CMA Magazine
(The Canadian magazine for Certified Management Accountants)
May 2003, page 29
Book Review – "The Sustainable Advantage," by Bob Willard
By ANNE PAPMEHL
Now that Kyoto is a done deal, business practitioners are faced with tough questions of what sacrifices, what costs, and what payback. That’s why this Bob Willard book — "The Sustainability Advantage: Seven Business Case Benefits of a Triple Bottom Line" (New Society Publishers, $39.95 CAD, 201 pages) — couldn't have come at a better time.
Willard, a retired senior manager from IBM with over 35 years private sector experience, has written the first book on how to quantify the business case for sustainable development, as defined by the 1987 Brundtland Report: "development that meets the needs of the present without compromising the ability of future generations to meet their own needs." The triple bottom line Willard is referring to is the three facets of sustainable development: economic prosperity, environmental stewardship and social responsibility.
To test his assumptions, Willard uses a hypothetical computer company he calls "SD Inc.", a composite of the top five global computer companies, IBM, HP, Compaq, Dell and Xerox. SD Inc is assumed to have 1999 revenues of $44 billion, profits of $3 billion and 120,000 employees. (Willard conveniently provides detailed worksheets in the Appendix, which readers can use to plug in their own company specific figures.)

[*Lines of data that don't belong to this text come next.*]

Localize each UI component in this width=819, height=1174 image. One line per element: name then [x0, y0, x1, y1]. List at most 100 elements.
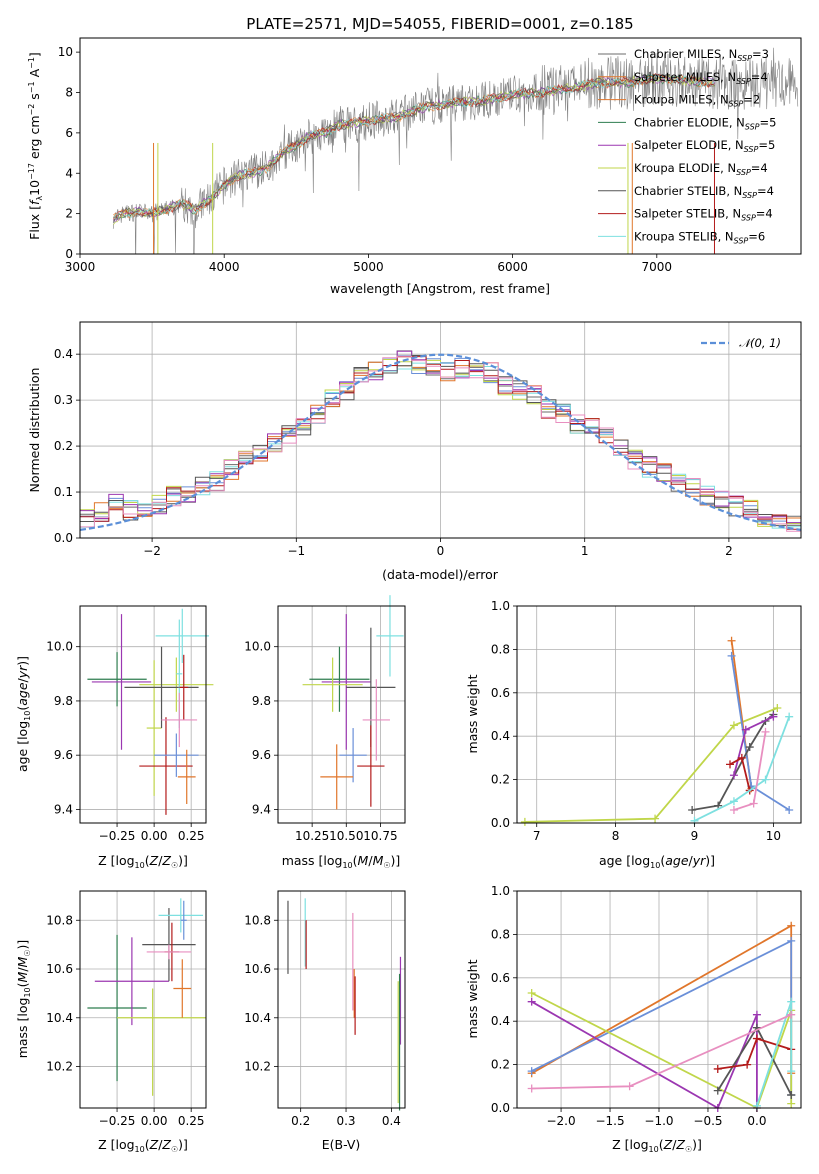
mass-weight-line-6 [694, 716, 791, 822]
panel-ytick-label: 0.8 [491, 927, 510, 941]
ageMass-xlabel: mass [log10(M/M☉)] [282, 853, 401, 870]
panel-ytick-label: 0.2 [491, 773, 510, 787]
mass-weight-point [785, 712, 794, 721]
panel-frame [516, 605, 802, 824]
mass-weight-line-5 [717, 1037, 792, 1070]
panel-ytick-label: 10.6 [244, 962, 271, 976]
panel-xtick-label: 10 [766, 829, 781, 843]
mass-weight-point [527, 1084, 536, 1093]
spectrum-ytick-label: 8 [65, 86, 73, 100]
panel-frame [79, 890, 207, 1109]
spectrum-legend-label: Kroupa STELIB, NSSP=6 [634, 229, 765, 245]
panel-xtick-label: 0.25 [178, 829, 205, 843]
panel-ytick-label: 10.0 [46, 640, 73, 654]
panel-ytick-label: 10.0 [244, 640, 271, 654]
panel-xtick-label: −0.5 [693, 1114, 722, 1128]
panel-xtick-label: 9 [691, 829, 699, 843]
age-vs-mass-panel: 10.25 10.50 10.75 9.4 9.6 9.8 10.0 [244, 595, 406, 843]
histogram-frame [79, 321, 802, 539]
panel-xtick-label: −2.0 [546, 1114, 575, 1128]
mass-weight-point [787, 936, 796, 945]
panel-ytick-label: 0.0 [491, 1101, 510, 1115]
panel-ytick-label: 9.6 [54, 748, 73, 762]
ebv-xlabel: E(B-V) [322, 1137, 361, 1152]
ageZ-xlabel: Z [log10(Z/Z☉)] [98, 853, 188, 870]
panel-xtick-label: 0.2 [291, 1114, 310, 1128]
panel-ytick-label: 10.8 [244, 913, 271, 927]
panel-ytick-label: 10.2 [244, 1060, 271, 1074]
panel-xtick-label: 0.0 [747, 1114, 766, 1128]
spectrum-legend-label: Chabrier MILES, NSSP=3 [634, 47, 769, 63]
spectrum-legend-label: Salpeter ELODIE, NSSP=5 [634, 138, 775, 154]
panel-ytick-label: 10.2 [46, 1060, 73, 1074]
panel-ytick-label: 0.6 [491, 971, 510, 985]
histogram-xtick-label: −1 [287, 544, 305, 558]
mass-weight-point [787, 1099, 796, 1108]
mass-weight-point [729, 805, 738, 814]
panel-xtick-label: 10.25 [295, 829, 329, 843]
spectrum-xlabel: wavelength [Angstrom, rest frame] [330, 281, 550, 296]
mass-weight-point [527, 997, 536, 1006]
mass-weight-point [520, 817, 529, 826]
mwAge-ylabel: mass weight [465, 674, 480, 753]
panel-frame [277, 890, 406, 1109]
mass-weight-point [527, 988, 536, 997]
mass-vs-ebv-panel: 0.2 0.3 0.4 10.2 10.4 10.6 10.8 [244, 890, 406, 1128]
mass-weight-vs-Z-panel: −2.0 −1.5 −1.0 −0.5 0.0 0.0 0.2 0.4 0.6 0.8 1.0 [491, 884, 802, 1128]
histogram-ytick-label: 0.1 [54, 485, 73, 499]
panel-ytick-label: 1.0 [491, 599, 510, 613]
mass-weight-vs-age-panel: 7 8 9 10 0.0 0.2 0.4 0.6 0.8 1.0 [491, 599, 802, 843]
mass-weight-point [787, 921, 796, 930]
mass-weight-line-2 [730, 655, 790, 811]
histogram-xtick-label: 0 [437, 544, 445, 558]
massZ-ylabel: mass [log10(M/M☉)] [15, 940, 32, 1059]
mwZ-xlabel: Z [log10(Z/Z☉)] [612, 1137, 702, 1154]
histogram-xlabel: (data-model)/error [382, 567, 499, 582]
spectrum-legend: Chabrier MILES, NSSP=3 Salpeter MILES, NS… [598, 47, 776, 245]
histogram-step-8 [79, 355, 801, 538]
mass-weight-point [761, 775, 770, 784]
spectrum-legend-label: Salpeter STELIB, NSSP=4 [634, 207, 773, 223]
spectrum-panel: PLATE=2571, MJD=54055, FIBERID=0001, z=0… [27, 15, 802, 296]
panel-xtick-label: 0.4 [382, 1114, 401, 1128]
histogram-xtick-label: −2 [143, 544, 161, 558]
panel-frame [277, 605, 406, 824]
panel-xtick-label: −1.5 [595, 1114, 624, 1128]
spectrum-xtick-label: 3000 [65, 260, 96, 274]
spectrum-frame [79, 37, 802, 255]
histogram-ytick-label: 0.3 [54, 393, 73, 407]
gaussian-curve [79, 353, 802, 531]
mass-weight-point [787, 997, 796, 1006]
histogram-xtick-label: 2 [725, 544, 733, 558]
mass-weight-point [651, 814, 660, 823]
mass-weight-point [787, 1067, 796, 1076]
spectrum-ytick-label: 4 [65, 166, 73, 180]
spectrum-ytick-label: 6 [65, 126, 73, 140]
mass-weight-point [729, 797, 738, 806]
mass-weight-point [745, 743, 754, 752]
mass-weight-point [726, 760, 734, 769]
panel-xtick-label: 0.00 [141, 829, 168, 843]
mwAge-xlabel: age [log10(age/yr)] [599, 853, 715, 870]
observed-spectrum-line [112, 47, 799, 254]
panel-ytick-label: 10.4 [46, 1011, 73, 1025]
panel-xtick-label: −0.25 [99, 1114, 136, 1128]
panel-ytick-label: 0.4 [491, 1014, 510, 1028]
panel-xtick-label: −1.0 [644, 1114, 673, 1128]
histogram-ylabel: Normed distribution [27, 368, 42, 493]
spectrum-title: PLATE=2571, MJD=54055, FIBERID=0001, z=0… [246, 15, 633, 33]
mass-weight-point [741, 725, 750, 734]
mass-weight-point [743, 1060, 752, 1069]
mass-weight-point [737, 753, 746, 762]
histogram-xtick-label: 1 [581, 544, 589, 558]
massZ-xlabel: Z [log10(Z/Z☉)] [98, 1137, 188, 1154]
mwZ-ylabel: mass weight [465, 959, 480, 1038]
panel-ytick-label: 0.2 [491, 1058, 510, 1072]
mass-weight-point [625, 1082, 634, 1091]
mass-weight-point [713, 1064, 722, 1073]
panel-ytick-label: 0.6 [491, 686, 510, 700]
spectrum-ytick-label: 2 [65, 207, 73, 221]
histogram-ytick-label: 0.4 [54, 347, 73, 361]
mass-weight-point [729, 771, 738, 780]
panel-ytick-label: 10.4 [244, 1011, 271, 1025]
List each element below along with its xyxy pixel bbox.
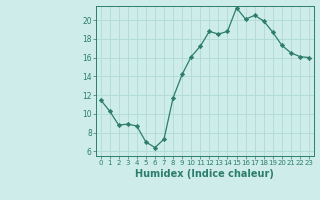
X-axis label: Humidex (Indice chaleur): Humidex (Indice chaleur) — [135, 169, 274, 179]
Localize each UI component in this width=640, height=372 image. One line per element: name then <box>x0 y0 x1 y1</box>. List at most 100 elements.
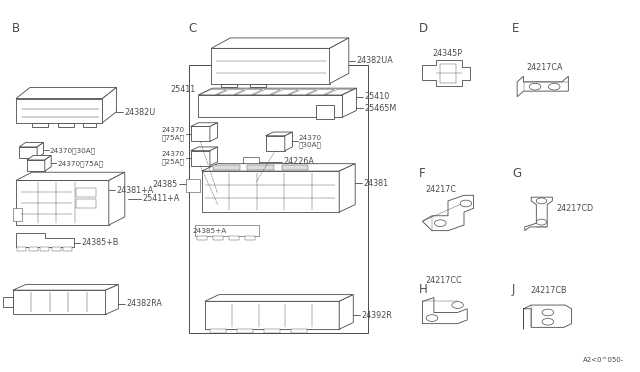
Polygon shape <box>517 76 568 97</box>
Text: 24370
〃75A〄: 24370 〃75A〄 <box>161 127 184 141</box>
Text: A2<0^050-: A2<0^050- <box>583 357 624 363</box>
Circle shape <box>426 315 438 321</box>
Text: 24217CC: 24217CC <box>426 276 462 285</box>
Bar <box>13 290 106 314</box>
Text: E: E <box>512 22 520 35</box>
Bar <box>191 151 210 166</box>
Bar <box>195 225 259 236</box>
Bar <box>266 136 285 151</box>
Circle shape <box>529 83 541 90</box>
Circle shape <box>548 83 560 90</box>
Text: 24217CB: 24217CB <box>530 286 566 295</box>
Polygon shape <box>326 90 353 95</box>
Text: 24385: 24385 <box>153 180 178 189</box>
Polygon shape <box>211 38 349 48</box>
Text: H: H <box>419 283 428 296</box>
Bar <box>210 329 226 333</box>
Bar <box>19 147 37 158</box>
Text: 24385+B: 24385+B <box>81 238 118 247</box>
Polygon shape <box>285 132 292 151</box>
Bar <box>16 180 109 225</box>
Polygon shape <box>106 285 118 314</box>
Polygon shape <box>422 195 474 231</box>
Text: C: C <box>189 22 197 35</box>
Text: 24217CD: 24217CD <box>557 204 594 213</box>
Text: 25465M: 25465M <box>364 104 396 113</box>
Polygon shape <box>290 90 316 95</box>
Polygon shape <box>524 305 572 329</box>
Text: 25411: 25411 <box>170 85 195 94</box>
Polygon shape <box>16 232 74 247</box>
Bar <box>211 48 330 84</box>
Bar <box>440 64 456 83</box>
Polygon shape <box>422 60 470 86</box>
Bar <box>83 123 96 127</box>
Bar <box>198 95 342 117</box>
Text: 24382U: 24382U <box>124 108 156 117</box>
Text: 24370
〃30A〄: 24370 〃30A〄 <box>299 135 322 148</box>
Bar <box>3 298 13 307</box>
Polygon shape <box>45 155 51 171</box>
Text: 24345P: 24345P <box>432 49 462 58</box>
Text: 24385+A: 24385+A <box>192 228 227 234</box>
Text: 25411+A: 25411+A <box>142 194 179 203</box>
Text: G: G <box>512 167 521 180</box>
Text: F: F <box>419 167 426 180</box>
Bar <box>29 247 38 251</box>
Bar <box>213 236 223 240</box>
Bar <box>264 329 280 333</box>
Bar <box>186 179 200 192</box>
Polygon shape <box>205 295 353 301</box>
Bar <box>282 165 308 170</box>
Polygon shape <box>37 142 44 158</box>
Polygon shape <box>210 147 218 166</box>
Bar <box>247 165 274 170</box>
Text: 25410: 25410 <box>364 92 389 101</box>
Bar <box>58 123 74 127</box>
Polygon shape <box>210 123 218 141</box>
Polygon shape <box>191 123 218 126</box>
Bar <box>27 160 45 171</box>
Text: 24382RA: 24382RA <box>126 299 162 308</box>
Bar <box>250 84 266 87</box>
Bar <box>291 329 307 333</box>
Bar <box>63 247 72 251</box>
Polygon shape <box>339 295 353 329</box>
Circle shape <box>536 198 547 204</box>
Text: 24370〃30A〄: 24370〃30A〄 <box>50 147 96 154</box>
Text: 24381: 24381 <box>363 179 388 187</box>
Polygon shape <box>525 197 552 231</box>
Bar <box>237 329 253 333</box>
Bar <box>221 84 237 87</box>
Text: 24217C: 24217C <box>426 185 456 194</box>
Circle shape <box>536 219 547 225</box>
Text: 24381+A: 24381+A <box>116 186 154 195</box>
Polygon shape <box>27 155 51 160</box>
Text: B: B <box>12 22 20 35</box>
Bar <box>245 236 255 240</box>
Bar <box>76 188 95 197</box>
Circle shape <box>460 200 472 207</box>
Text: 24226A: 24226A <box>283 157 314 166</box>
Polygon shape <box>330 38 349 84</box>
Polygon shape <box>308 90 334 95</box>
Polygon shape <box>102 87 116 123</box>
Text: 24370
〃25A〄: 24370 〃25A〄 <box>161 151 184 165</box>
Polygon shape <box>198 88 356 95</box>
Circle shape <box>452 302 463 308</box>
Polygon shape <box>109 172 125 225</box>
Text: J: J <box>512 283 515 296</box>
Polygon shape <box>218 90 244 95</box>
Bar <box>32 123 48 127</box>
Bar <box>317 105 334 119</box>
Text: D: D <box>419 22 428 35</box>
Polygon shape <box>339 164 355 212</box>
Polygon shape <box>266 132 292 136</box>
Polygon shape <box>253 90 280 95</box>
Polygon shape <box>272 90 298 95</box>
Text: 24382UA: 24382UA <box>356 56 393 65</box>
Polygon shape <box>16 87 116 99</box>
Bar <box>52 247 61 251</box>
Polygon shape <box>422 298 467 324</box>
Circle shape <box>542 318 554 325</box>
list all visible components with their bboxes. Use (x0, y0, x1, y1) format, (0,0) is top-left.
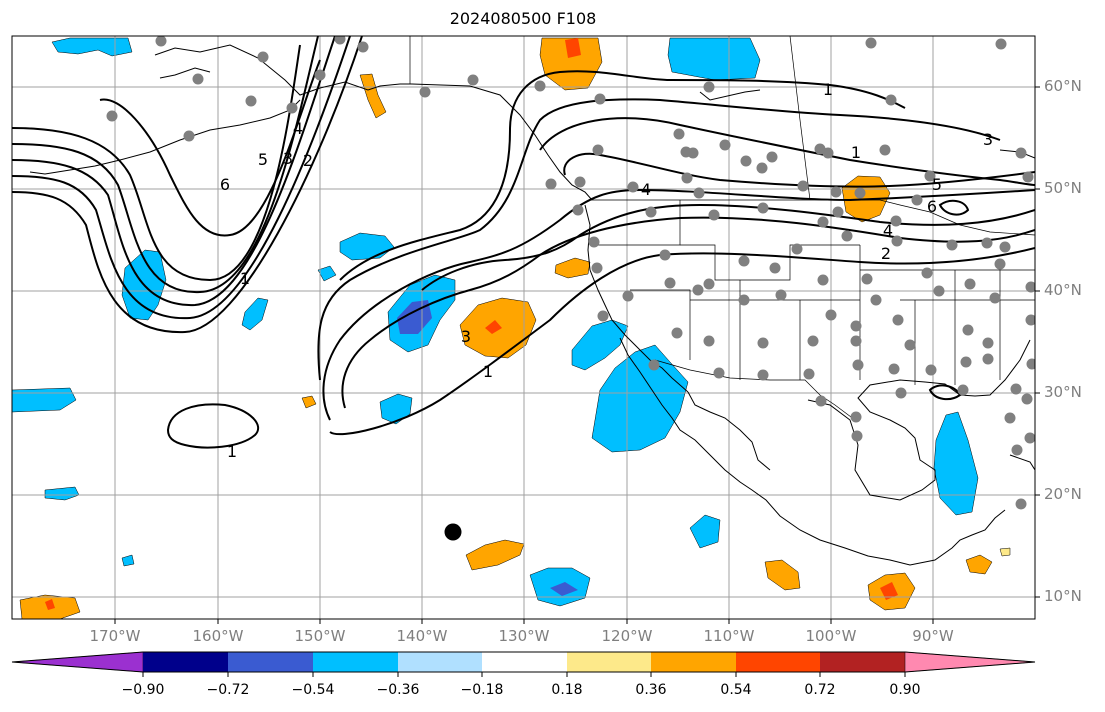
colorbar-tick-label: −0.18 (460, 682, 504, 698)
colorbar-tick-label: −0.54 (291, 682, 335, 698)
contour-label: 6 (927, 197, 937, 216)
contour-label: 1 (823, 80, 833, 99)
shade-area (465, 539, 525, 571)
contour-label: 6 (220, 175, 230, 194)
contour-label: 2 (303, 151, 313, 170)
colorbar-tick-label: 0.36 (635, 682, 667, 698)
colorbar-swatch (313, 652, 398, 672)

There is nothing hypothetical, however, about the untapped profit potential to be had by visionary companies, committing to sustainable development. Though many companies have applied the sustainability initiatives, they typically find that once all the energy and waste reduction targets have been reached, "the law of diminishing returns inhibits further savings from eco-efficiency programs," writes Willard. "A new phase must be entered."
That new phase needn't be costly, as Willard argues: "When creative, whole systems, ecologically based thinking is married with intelligent engineering and ecological design throughout the business, big savings can actually cost less up front than small or no savings."
At present, "corporations are squandering bottom line profits that could easily be achieved by adapting sustainable strategies." By integrating sustainability into their business model and thinking, corporations can realize the following seven bottom line benefits:
- Easier hiring of the best talent – Researchers estimate that the most important corporate resource over the next 20 years will be talented employees, many of which pay attention to corporate social and environmental behaviour. Willard shows how recruiting costs for SD Inc. could be reduced by 5% through a positive SD branding.
- Higher retention of top talent – Keeping your most talented employees in today's competitive environment is challenging, but studies show that talented employees tend to stay with a company when they have meaningful work. Willard shows how SD Inc., in embracing a sustainable framework, could avoid $38 million in costs, "which is like adding $38 million pure profit to the bottom line."
- Increasing employee productivity – Willard discusses the connection between meaningful work and productivity. Engage the entire organization in sustainable development goals like zero emissions, self-sufficient energy production, zero waste, helping restore the planet’s health, you get more back from your employees. SD Inc.'s productivity benefit translates into $756 million, the equivalent of 12,600 extra employees.
- Reduced expenses in manufacturing – If companies substituted 'waste' with 'squandered corporate asset,' "corporations would be pressured by their shareholders to pay more attention to this opportunity for cost savings." Here, Willard points out those savings opportunities through eliminating or recycling waste, redesigning processes to use less energy, water and materials in manufacturing — the low hanging fruits of eco-efficiency — and then identifies less obvious opportunities.
- Reduced expenses at commercial sites – A lot of unnecessary waste takes place at non-manufacturing sites. Through more judicious waste handling, energy efficiency, water conservation, naturalized landscaping, SD Inc. can add $26 million pure profit.
- Increased revenue/market share – By tapping into the trend of consumer preference for 'green' products, Willard shows how SD Inc. can increase its revenue by 5% a year (an extra $2.2 billion) and increased profits of $150 million.
- Reduced risk, easier financing – Companies that show environmental and social responsibility tend to be viewed as less risky and that can translate into cost avoidance, lower insurance premiums, reduced legal and regulatory costs, preferred rates on loans, greater investor appeal, and avoidance of lost revenue from consumer activist actions.
Willard's conservative numerical estimates and real life examples augment the credibility of his arguments. The book is meticulously researched and documented, complete with end-notes, bibliography and earlier-mentioned appendix with worksheets, which are also available separately as Excel spreadsheets from the publisher..
Willard's optimistic yet realistic handbook is perfect for any business practitioner looking to turn sustainability into competitive advantage. Though its primary reading audience is senior executives, the book will also interest consultants working with these executives, environmental affairs department directors, HR directors, management accountants, prospective employees, academics, government agencies, NGOs and shareholders looking for less 'emotional' reasons for companies to be environmentally and socially responsible.